Yemeni police secure the entrance of the U.S. Embassy in Sanaa Wednesday, Feb. 11, 2015. The U.S. has closed its embassy in Yemen and evacuated all of its personnel. Reuters/Khaled Abdullah

Weeks after Yemen’s Shiite Houthi rebels forced the country’s U.S.-backed President Abed Rabbo Mansour Hadi to step down, U.S. diplomats have left the country -- and the American departure could be permanent.

The U.S. closed its embassy in Sanaa and evacuated all personnel from Yemen on Tuesday, citing security risks for Americans in the country after the Houthis dissolved parliament and put much of the country’s leadership under house arrest last week. As soon as U.S. officials left the capital, the Houthis seized more than 20 vehicles from the evacuated embassy, Reuters reported.

When the U.S. shut its embassy in Tripoli, Libya, last year, citing security concerns from that country's civil war, embassy personnel were evacuated but continued to work remotely, ensuring that the U.S. had not altogether left the country. But in Yemen, “all consular services, routine and/or emergency, have been suspended until further notice,” according to a State Department travel warning.

The Houthis, whose slogan reads, “God is the Greatest. Death to America. Death to Israel. Damn the Jew and Victory to Islam,” fiercely oppose U.S. involvement in the country. Still, some believe their desire to be seen as a legitimate political party supersedes their anti-Americanism, so they wouldn’t have violently ended their relationship with the U.S.

“In a movement you need a slogan that’s short and sharp. … They’re not going to do a slogan so people can shout, ‘Death to the American Policy in the Region, Death to Israeli Occupation of Palestinian Land.’ But do they mean to really kill Americans?" Hussain al-Bukhaiti, a pro-Houthi translator and journalist in Sanaa with close family connections to the group, told International Business Times after Hadi stepped down, but before the embassy closed.

Last year, Hadi’s government got $83.8 million in U.S. aid, nearly 27 percent of which was allotted “to promote and strengthen effective democracies in recipient states and move them along a continuum toward democratic consolidation,” according to, a government site detailing U.S. foreign assistance.

The rebels are reportedly backed by Iran regime and are hoping to gain support from countries whose policies often align with Iran's, like Russia and China. Representatives from the two countries reportedly met with the rebel leader Abdul Malik al-Houthi last month, just days before Hadi was forced to step down.

Despite Hadi’s resignation, the U.S. continued its counterterrorism campaign that includes funding and training of Yemeni armed forces as well as drone strikes on al Qaeda in the Arabian Peninsula, the terrorist group’s Yemen-based branch. It is still unclear if drone strikes will continue if the Houthis remain in power, but the State Department said the U.S. would “continue to protect the American people, and we will not hesitate to act in Yemen to do so,” according to a statement on Tuesday.

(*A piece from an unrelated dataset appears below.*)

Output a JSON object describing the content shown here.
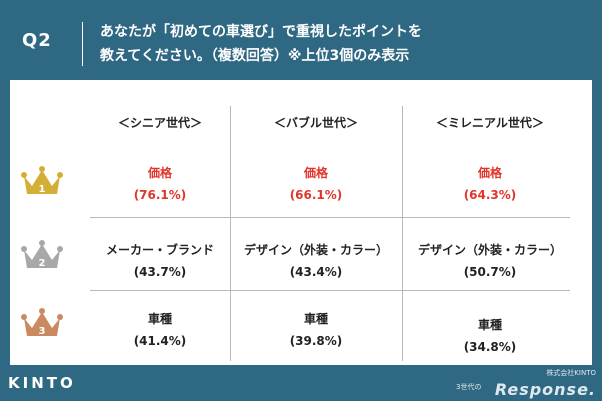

AQAP is considered to be one of the greatest terrorist threats to the U.S. and one of al Qaeda’s strongest branches. It is also one of the biggest Muslim terrorist groups to publicly oppose the Islamic State group, or ISIS, which has seized large portions of Iraq and Syria. However, on Wednesday, several AQAP loyalists reportedly defected and pledged allegiance to ISIS leader Abu Bakr al-Baghdadi.

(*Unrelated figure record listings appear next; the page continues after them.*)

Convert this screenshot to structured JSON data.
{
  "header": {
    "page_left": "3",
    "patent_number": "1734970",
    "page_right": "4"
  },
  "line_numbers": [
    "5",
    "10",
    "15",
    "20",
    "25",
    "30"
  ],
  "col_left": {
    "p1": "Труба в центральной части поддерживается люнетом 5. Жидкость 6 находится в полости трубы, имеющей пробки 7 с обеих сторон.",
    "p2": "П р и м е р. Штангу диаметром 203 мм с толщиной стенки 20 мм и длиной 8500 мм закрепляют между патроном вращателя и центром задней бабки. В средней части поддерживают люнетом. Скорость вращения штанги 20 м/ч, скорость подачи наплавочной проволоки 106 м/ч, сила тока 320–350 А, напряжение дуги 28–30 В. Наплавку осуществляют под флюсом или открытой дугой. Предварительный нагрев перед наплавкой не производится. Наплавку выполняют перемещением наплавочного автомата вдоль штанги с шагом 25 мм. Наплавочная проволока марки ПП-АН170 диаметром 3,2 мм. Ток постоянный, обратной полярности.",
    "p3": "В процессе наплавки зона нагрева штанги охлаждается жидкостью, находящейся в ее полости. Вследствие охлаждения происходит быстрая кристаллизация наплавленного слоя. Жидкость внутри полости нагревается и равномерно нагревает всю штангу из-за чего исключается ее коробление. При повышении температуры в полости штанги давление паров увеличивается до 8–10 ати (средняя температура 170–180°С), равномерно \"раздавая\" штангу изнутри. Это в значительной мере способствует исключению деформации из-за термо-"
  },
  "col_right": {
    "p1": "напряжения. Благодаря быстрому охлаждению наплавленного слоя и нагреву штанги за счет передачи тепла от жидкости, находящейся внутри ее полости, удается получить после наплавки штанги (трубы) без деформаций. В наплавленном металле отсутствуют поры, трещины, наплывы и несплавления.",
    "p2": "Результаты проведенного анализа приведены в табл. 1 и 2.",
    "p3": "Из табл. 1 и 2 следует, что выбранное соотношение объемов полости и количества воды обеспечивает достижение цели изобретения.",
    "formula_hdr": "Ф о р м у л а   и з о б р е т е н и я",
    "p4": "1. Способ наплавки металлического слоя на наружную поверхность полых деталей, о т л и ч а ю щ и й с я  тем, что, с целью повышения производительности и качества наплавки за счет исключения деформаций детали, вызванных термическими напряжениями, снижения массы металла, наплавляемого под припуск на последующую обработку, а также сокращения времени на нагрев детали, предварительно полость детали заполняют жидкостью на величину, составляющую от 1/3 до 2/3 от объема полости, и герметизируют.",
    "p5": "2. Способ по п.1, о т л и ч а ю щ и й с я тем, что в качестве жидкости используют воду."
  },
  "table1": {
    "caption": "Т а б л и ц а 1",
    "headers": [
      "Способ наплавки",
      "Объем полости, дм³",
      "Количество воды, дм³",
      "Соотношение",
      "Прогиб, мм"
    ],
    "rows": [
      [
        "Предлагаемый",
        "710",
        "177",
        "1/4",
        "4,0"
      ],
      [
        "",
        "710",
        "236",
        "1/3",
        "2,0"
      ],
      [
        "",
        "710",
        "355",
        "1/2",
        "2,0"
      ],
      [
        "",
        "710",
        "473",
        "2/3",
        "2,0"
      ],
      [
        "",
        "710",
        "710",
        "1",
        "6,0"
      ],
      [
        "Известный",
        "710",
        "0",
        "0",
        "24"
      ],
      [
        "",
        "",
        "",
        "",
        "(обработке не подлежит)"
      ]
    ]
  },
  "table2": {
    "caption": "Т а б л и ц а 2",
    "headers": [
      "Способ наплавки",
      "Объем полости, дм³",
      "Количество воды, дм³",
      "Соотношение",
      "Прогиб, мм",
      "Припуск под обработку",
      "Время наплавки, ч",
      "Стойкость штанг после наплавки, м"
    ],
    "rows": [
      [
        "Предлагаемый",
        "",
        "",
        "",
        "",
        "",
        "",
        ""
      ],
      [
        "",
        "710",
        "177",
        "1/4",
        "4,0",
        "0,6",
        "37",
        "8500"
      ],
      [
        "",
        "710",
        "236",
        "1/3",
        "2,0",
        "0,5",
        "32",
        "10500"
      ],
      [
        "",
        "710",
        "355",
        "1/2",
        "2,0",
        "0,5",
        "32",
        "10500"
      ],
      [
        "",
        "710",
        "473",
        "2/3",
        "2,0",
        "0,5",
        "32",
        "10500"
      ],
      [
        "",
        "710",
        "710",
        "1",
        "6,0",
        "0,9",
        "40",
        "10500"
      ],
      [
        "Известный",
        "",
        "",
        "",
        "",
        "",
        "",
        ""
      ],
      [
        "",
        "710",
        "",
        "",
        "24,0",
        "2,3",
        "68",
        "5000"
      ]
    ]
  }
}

This year the Houthis began their own campaign to eradicate al Qaeda militants, who are Sunni Muslims, and they’ve succeeded with such speed that some of them are saying that they have been more effective than American drone strikes.

Some Houthis "think that America doesn’t really want to get rid of al Qaeda,” al-Bukhaiti said. “Because al Qaeda is the excuse to invade any country.”